Not only that, but 30 percent of customers report that digital signage menus influence which product they purchase.

The ability to include more information has legal advantages as well. Recent laws require restaurants with more than 20 locations to display calorie information next to each item. Many restaurants also choose to list potential allergens such as gluten or nuts, and whether the items are vegan and/or vegetarian friendly.

Traditional menu boards just don’t have room to list all that information at readable size—but a digital menu does.

Another advantage: digital menus are super easy to update.

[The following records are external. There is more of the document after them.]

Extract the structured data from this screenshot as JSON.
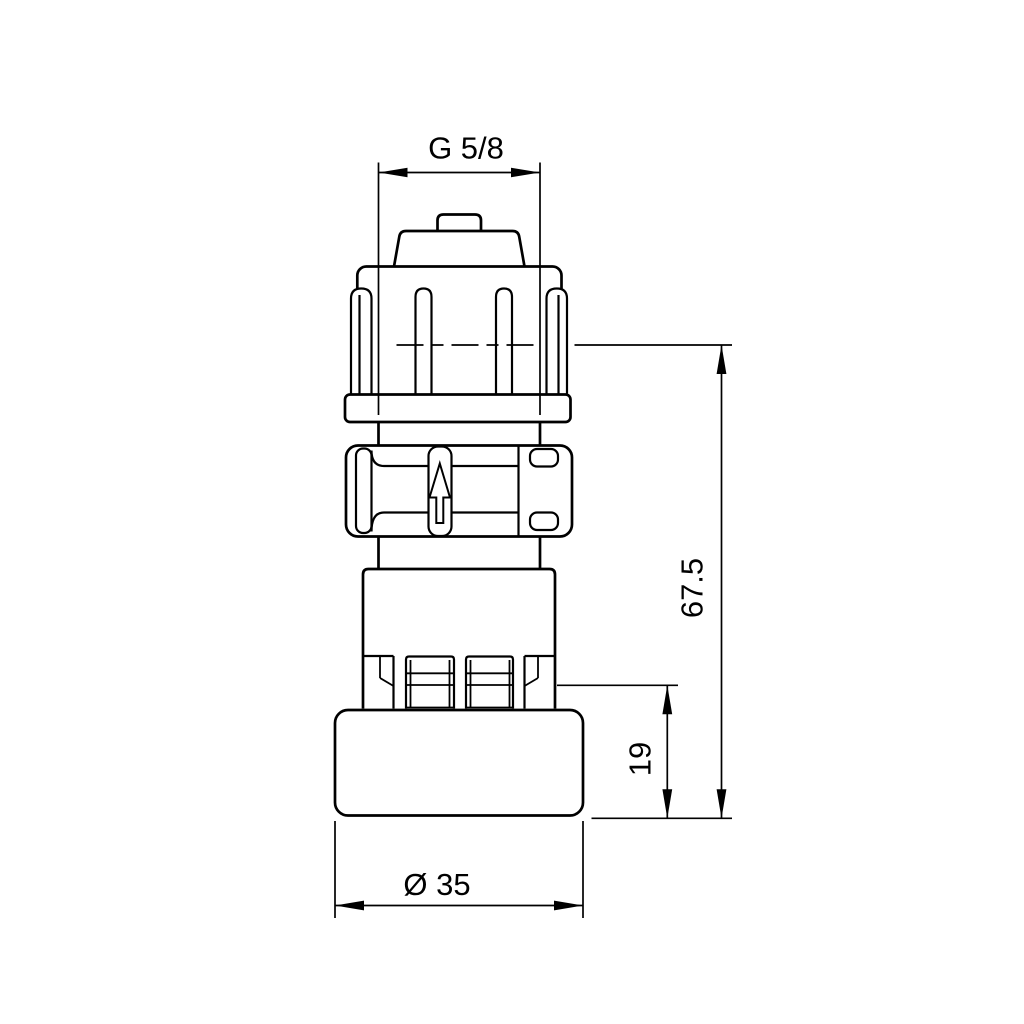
{
  "meta": {
    "background": "#ffffff",
    "line_color": "#000000",
    "drawing_type": "technical dimension drawing, front view"
  },
  "annotations": {
    "thread_size": "G 5/8",
    "overall_height": "67.5",
    "collar_height": "19",
    "base_diameter": "Ø 35"
  },
  "icons": {
    "flow_direction": "up-arrow-outline",
    "dimension_terminators": "filled-slender-arrowheads"
  }
}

This allows you to switch seamlessly from a breakfast menu to a lunch menu, remove an item that has sold out for the day, or introduce a new promotion based on events happening in real-time. Rainy summer day? Promote 20 percent off lemonade to bring sunshine back. Promoting a specific item can easily cause a 38 percent uptick in its sales!

Ordering kiosks

Ordering kiosks often supplement a digital menu, though they can also take the form of a tablet brought to the table itself in a full-service setting. These intuitive touch-screen digital signs allow customers to order, quite possibly, without talking to an employee at all.

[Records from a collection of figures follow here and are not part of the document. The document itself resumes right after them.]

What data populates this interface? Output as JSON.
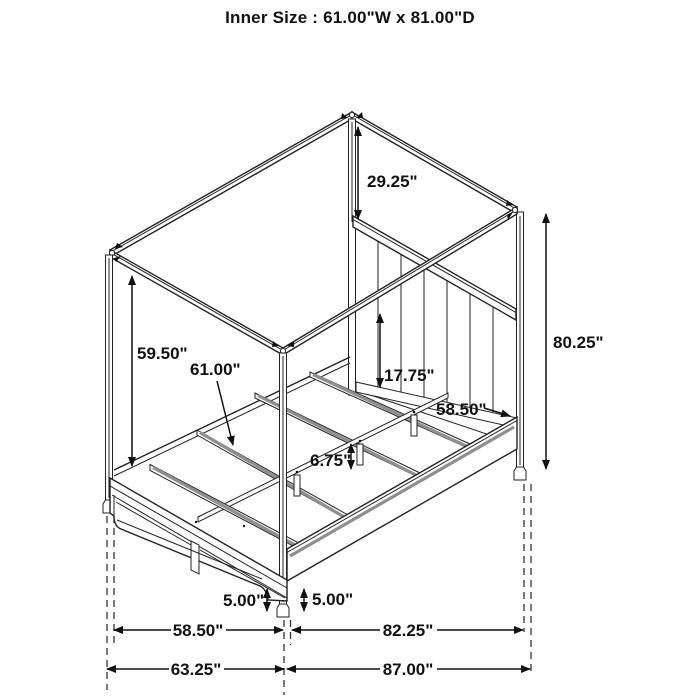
{
  "title": "Inner Size : 61.00\"W x 81.00\"D",
  "diagram_type": "canopy storage bed dimension drawing",
  "dimensions": {
    "canopy_drop": "29.25\"",
    "overall_height": "80.25\"",
    "canopy_underside_height": "59.50\"",
    "inner_width": "61.00\"",
    "headboard_panel_height": "17.75\"",
    "headboard_width": "58.50\"",
    "slat_leg_height": "6.75\"",
    "footboard_clearance": "5.00\"",
    "siderail_clearance": "5.00\"",
    "footboard_floor_width": "58.50\"",
    "siderail_floor_depth": "82.25\"",
    "overall_width": "63.25\"",
    "overall_depth": "87.00\""
  }
}
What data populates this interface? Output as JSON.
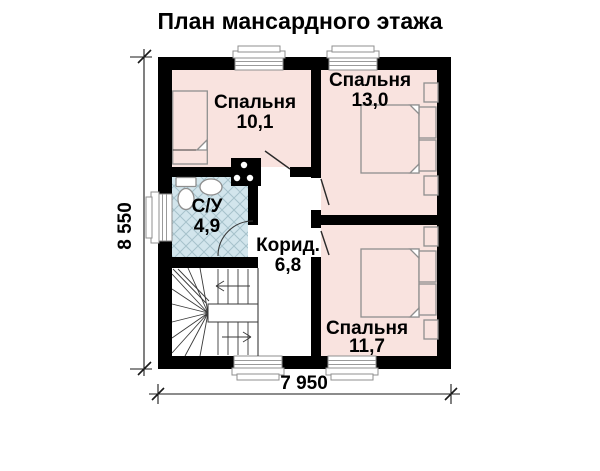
{
  "title": "План мансардного этажа",
  "rooms": {
    "bedroom_top_left": {
      "name": "Спальня",
      "area": "10,1"
    },
    "bedroom_top_right": {
      "name": "Спальня",
      "area": "13,0"
    },
    "bathroom": {
      "name": "С/У",
      "area": "4,9"
    },
    "corridor": {
      "name": "Корид.",
      "area": "6,8"
    },
    "bedroom_bottom_right": {
      "name": "Спальня",
      "area": "11,7"
    }
  },
  "dimensions": {
    "overall_width": "7 950",
    "overall_height": "8 550"
  },
  "colors": {
    "wall": "#000000",
    "room_fill": "#f9e3df",
    "bathroom_fill": "#d2e5ec",
    "tile_line": "#a6c2cb",
    "furniture_stroke": "#8f8f8f",
    "background": "#ffffff"
  }
}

And rather than providing a cold and impersonal experience, they actually make the experience even more personalized, while freeing up personnel to focus on hospitality rather than simply taking orders.

Customers are actually seeking out self-service options. In 2010, more than half surveyed said they’d prefer a QSR that offered self-service over one that didn’t.

An ordering kiosk can allow customers to personalize their orders to a high degree. You’ve probably encountered McDonald’s “Chef Crafted Sandwiches” kiosks, currently deployed in 200 stores, which allow customers to choose everything from the protein to the bun to the number and quantity of condiments.

When customers give a highly customized order to a human worker, it’s easy to have miscommunications. People hate when restaurants get their orders wrong, and currently major fast food chains have about a 1-in-10 chance of doing exactly that.

However, receiving orders digitally helps the restaurant get it right. 17 percent reported having higher accuracy after installing digital signage.

Digital ordering is great for upselling as well. This works even at high-end, full-service restaurants, where presenting diners with an iPad to order from is a classy alternative to the traditional leather-bound menu. Customers can see tasty-looking images and browse information up-close.

Tablet-based ordering has been reported to provide sales increases of 10 to 15 percent, and increases in tipping by up to 15 percent as well.

At Jack-in-the-Box, the introduction of ordering kiosks has increased the sales and size of combo meals.

Electronic payment systems

The last example of digital signage in restaurants we’ll be looking at today is electronic payment technology.

This can take a couple different forms. First are the Apple Pay-type systems. Customers who have enabled Apple Pay or a similar system on their smart phone can pay their bill simply by holding their phone up to the screen. It’s as streamlined a system as you can imagine, and it’s designed to work with digital screens.

Another option: marry it with your digital ordering system. If your restaurant uses tablets for ordering, you could employ a product like a Presto tablet or a Square to allow them to pay on the spot. Customers aren’t fond of handing over their credit cards, fearing fraud, so let them handle it themselves!

Streamlining payment and providing peace of mind: those are the main advantages of using digital signage as part of the way your customers pay.

Conclusion

From bringing customers in to helping them pay at the end of the experience, digital signage for restaurants can help at every step of the way.

These technologies can both help your bottom line and improve customer experience.

And we’ve got real numbers to back that up.

Does this data reinforce what you knew about digital signage, or is some of it surprising?